# Motor trifasico de lectora de cd o dvd



## Gonzalonal (Feb 9, 2010)

hola que tal? les cuento que estoy interesado en los motores trifasicos brushless de las lectoras de cd/ dvd.

Estoy interesado en saber principalmente:

1- Cual es su voltaje nominal aproximado y su consumo.
2- Que velocidadn RPM alanzan y a que voltaje aproximadamente.
3-Como funcionan? es decir, se que necesitan de un controlador que no se de que manera, sincroniza los impulsos electricos atravez de las distintas "mallas de cobre" dentro del motor lo que permite su movimiento suave. ¿Es correcto lo que digo?n u
De ser asi, este controlador cual podria ser y como se utilizaria? seria posible utilizar PWM para controlar su velocidad? como seria el conexionado con un pic, es decir, el pic iria conectado al controlador y este al motor, no?
4-La lectora de dvd/cd no incluye este controlador? de ser asi, es posible utilizarlo?
5-He visto que muchos rebobinan estos motores para hacerlos mas potentes, existe algun tutorial bien detallado y con fotos de como realizar el correcto rebobinado de estos motores, y ademas detalles de como se relaciona la cantidad de vueltas por diente, el grosor del alambre, etc.

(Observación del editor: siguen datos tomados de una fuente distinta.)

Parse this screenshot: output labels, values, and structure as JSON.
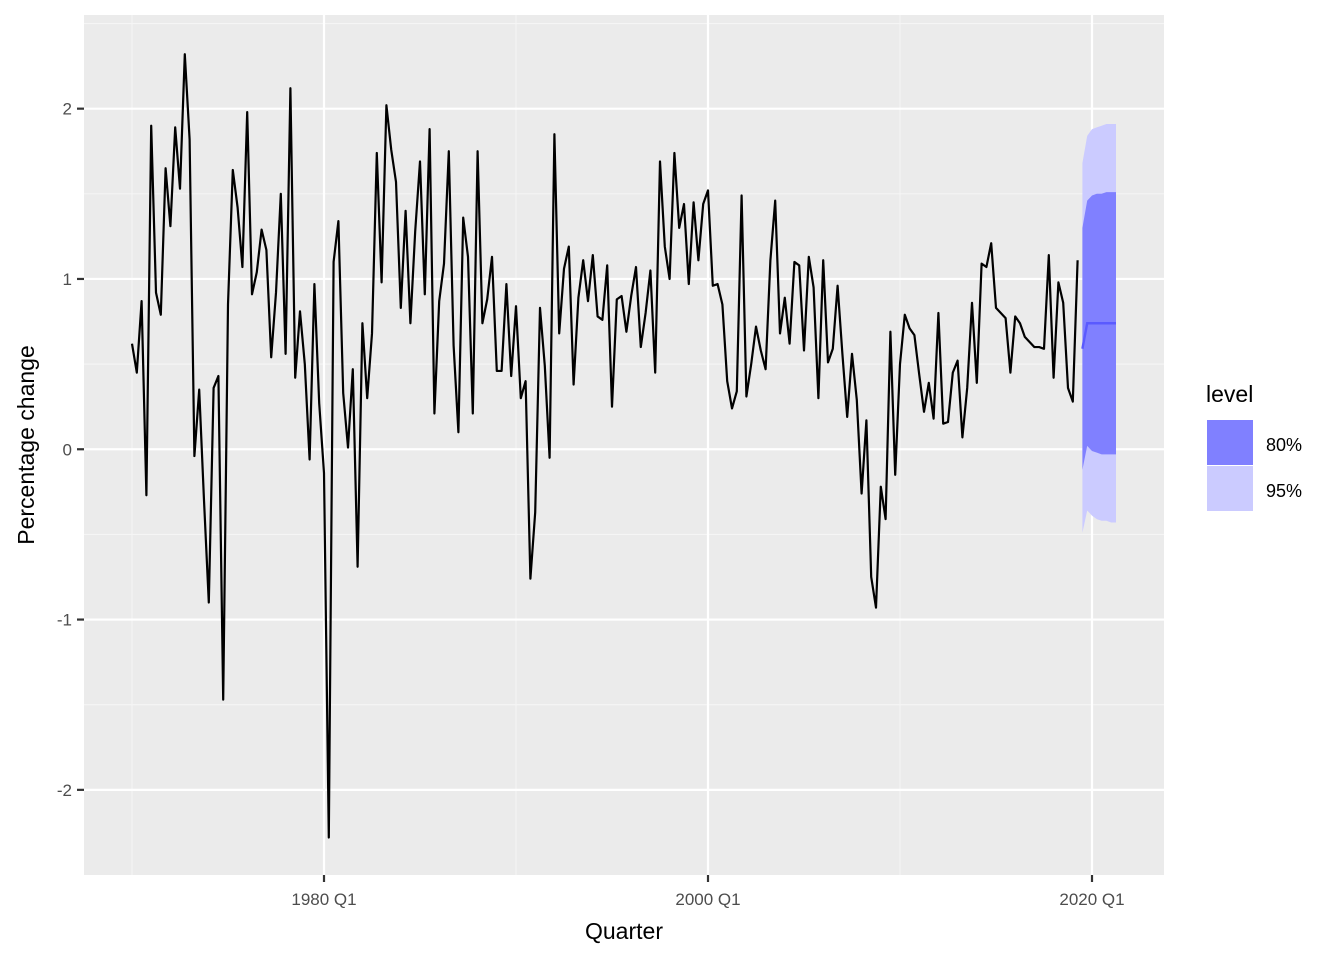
{
  "chart_data": {
    "type": "line",
    "xlabel": "Quarter",
    "ylabel": "Percentage change",
    "xlim": [
      1967.5,
      2023.75
    ],
    "ylim": [
      -2.5,
      2.55
    ],
    "grid": true,
    "x_ticks": [
      {
        "value": 1980.0,
        "label": "1980 Q1"
      },
      {
        "value": 2000.0,
        "label": "2000 Q1"
      },
      {
        "value": 2020.0,
        "label": "2020 Q1"
      }
    ],
    "y_ticks": [
      {
        "value": -2,
        "label": "-2"
      },
      {
        "value": -1,
        "label": "-1"
      },
      {
        "value": 0,
        "label": "0"
      },
      {
        "value": 1,
        "label": "1"
      },
      {
        "value": 2,
        "label": "2"
      }
    ],
    "history_start": 1970.0,
    "history_step": 0.25,
    "history_values": [
      0.62,
      0.45,
      0.87,
      -0.27,
      1.9,
      0.92,
      0.79,
      1.65,
      1.31,
      1.89,
      1.53,
      2.32,
      1.82,
      -0.04,
      0.35,
      -0.3,
      -0.9,
      0.36,
      0.43,
      -1.47,
      0.85,
      1.64,
      1.42,
      1.07,
      1.98,
      0.91,
      1.04,
      1.29,
      1.17,
      0.54,
      0.92,
      1.5,
      0.56,
      2.12,
      0.42,
      0.81,
      0.5,
      -0.06,
      0.97,
      0.27,
      -0.14,
      -2.28,
      1.1,
      1.34,
      0.33,
      0.01,
      0.47,
      -0.69,
      0.74,
      0.3,
      0.68,
      1.74,
      0.98,
      2.02,
      1.76,
      1.57,
      0.83,
      1.4,
      0.74,
      1.28,
      1.69,
      0.91,
      1.88,
      0.21,
      0.87,
      1.09,
      1.75,
      0.61,
      0.1,
      1.36,
      1.13,
      0.21,
      1.75,
      0.74,
      0.88,
      1.13,
      0.46,
      0.46,
      0.97,
      0.43,
      0.84,
      0.3,
      0.4,
      -0.76,
      -0.37,
      0.83,
      0.49,
      -0.05,
      1.85,
      0.68,
      1.06,
      1.19,
      0.38,
      0.89,
      1.11,
      0.87,
      1.14,
      0.78,
      0.76,
      1.08,
      0.25,
      0.88,
      0.9,
      0.69,
      0.9,
      1.07,
      0.6,
      0.8,
      1.05,
      0.45,
      1.69,
      1.19,
      1.0,
      1.74,
      1.3,
      1.44,
      0.97,
      1.45,
      1.11,
      1.44,
      1.52,
      0.96,
      0.97,
      0.85,
      0.4,
      0.24,
      0.34,
      1.49,
      0.31,
      0.5,
      0.72,
      0.58,
      0.47,
      1.11,
      1.46,
      0.68,
      0.89,
      0.62,
      1.1,
      1.08,
      0.58,
      1.13,
      0.95,
      0.3,
      1.11,
      0.51,
      0.59,
      0.96,
      0.56,
      0.19,
      0.56,
      0.29,
      -0.26,
      0.17,
      -0.75,
      -0.93,
      -0.22,
      -0.41,
      0.69,
      -0.15,
      0.5,
      0.79,
      0.71,
      0.67,
      0.44,
      0.22,
      0.39,
      0.18,
      0.8,
      0.15,
      0.16,
      0.45,
      0.52,
      0.07,
      0.36,
      0.86,
      0.39,
      1.09,
      1.07,
      1.21,
      0.83,
      0.8,
      0.77,
      0.45,
      0.78,
      0.74,
      0.66,
      0.63,
      0.6,
      0.6,
      0.59,
      1.14,
      0.42,
      0.98,
      0.86,
      0.36,
      0.28,
      1.11
    ],
    "forecast": {
      "x": [
        2019.5,
        2019.75,
        2020.0,
        2020.25,
        2020.5,
        2020.75,
        2021.0,
        2021.25
      ],
      "mean": [
        0.59,
        0.74,
        0.74,
        0.74,
        0.74,
        0.74,
        0.74,
        0.74
      ],
      "lower_80": [
        -0.12,
        0.02,
        -0.01,
        -0.02,
        -0.03,
        -0.03,
        -0.03,
        -0.03
      ],
      "upper_80": [
        1.3,
        1.46,
        1.49,
        1.5,
        1.5,
        1.51,
        1.51,
        1.51
      ],
      "lower_95": [
        -0.49,
        -0.36,
        -0.39,
        -0.41,
        -0.42,
        -0.42,
        -0.43,
        -0.43
      ],
      "upper_95": [
        1.68,
        1.84,
        1.88,
        1.89,
        1.9,
        1.91,
        1.91,
        1.91
      ]
    },
    "legend": {
      "title": "level",
      "position": "right",
      "entries": [
        {
          "label": "80%",
          "color": "#8080ff"
        },
        {
          "label": "95%",
          "color": "#cbcbff"
        }
      ]
    },
    "colors": {
      "panel": "#ebebeb",
      "grid_major": "#ffffff",
      "grid_minor": "#f5f5f5",
      "line": "#000000",
      "forecast_line": "#5a5aff",
      "band_80": "#8080ff",
      "band_95": "#cbcbff",
      "tick": "#333333"
    }
  }
}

Bueno, ya se, canse con las preguntas, pero busque por todos lados y estas dudas me quedaron sin resolver o no del todo claras. Asi que de ser posible, estaria muy agradecido si me sacan estas inquietudes, y de paso agregamos informacion de este tipo de motores al foro ya que no encontre mucha.
Muchas gracias.

PD: espero haber posteado en la seccion correcta, de no se asi, perdon.


----------



## Fogonazo (Feb 9, 2010)

Varias de tus dudas se comentan en este post:
https://www.forosdeelectronica.com/f36/convertir-motor-cd-rom-supermotor-9986/?highlight=supermotor

Respecto a la generacion de la tension alterna trifasica a partir de una continua, existen integrados aplicados que hacen "Todo", generan la secuencia y forma de onda por PWM, ademas de controlar la frecuencia (Velocidad)


----------



## Gonzalonal (Feb 9, 2010)

hola fogonazo muchas gracias por la respuesta. Te cuento que ese post lo lei enterito, incluso entre en todos sus links, y habia material muy interesante, en especial la teoria. Pero no me quedaron claros datos como su velocidad, su voltaje nominal, y si es posible utilizar el mismo contolador que viene en la lectora.
Bueno espero sus respuestas.
Saludos a todos, gracias


----------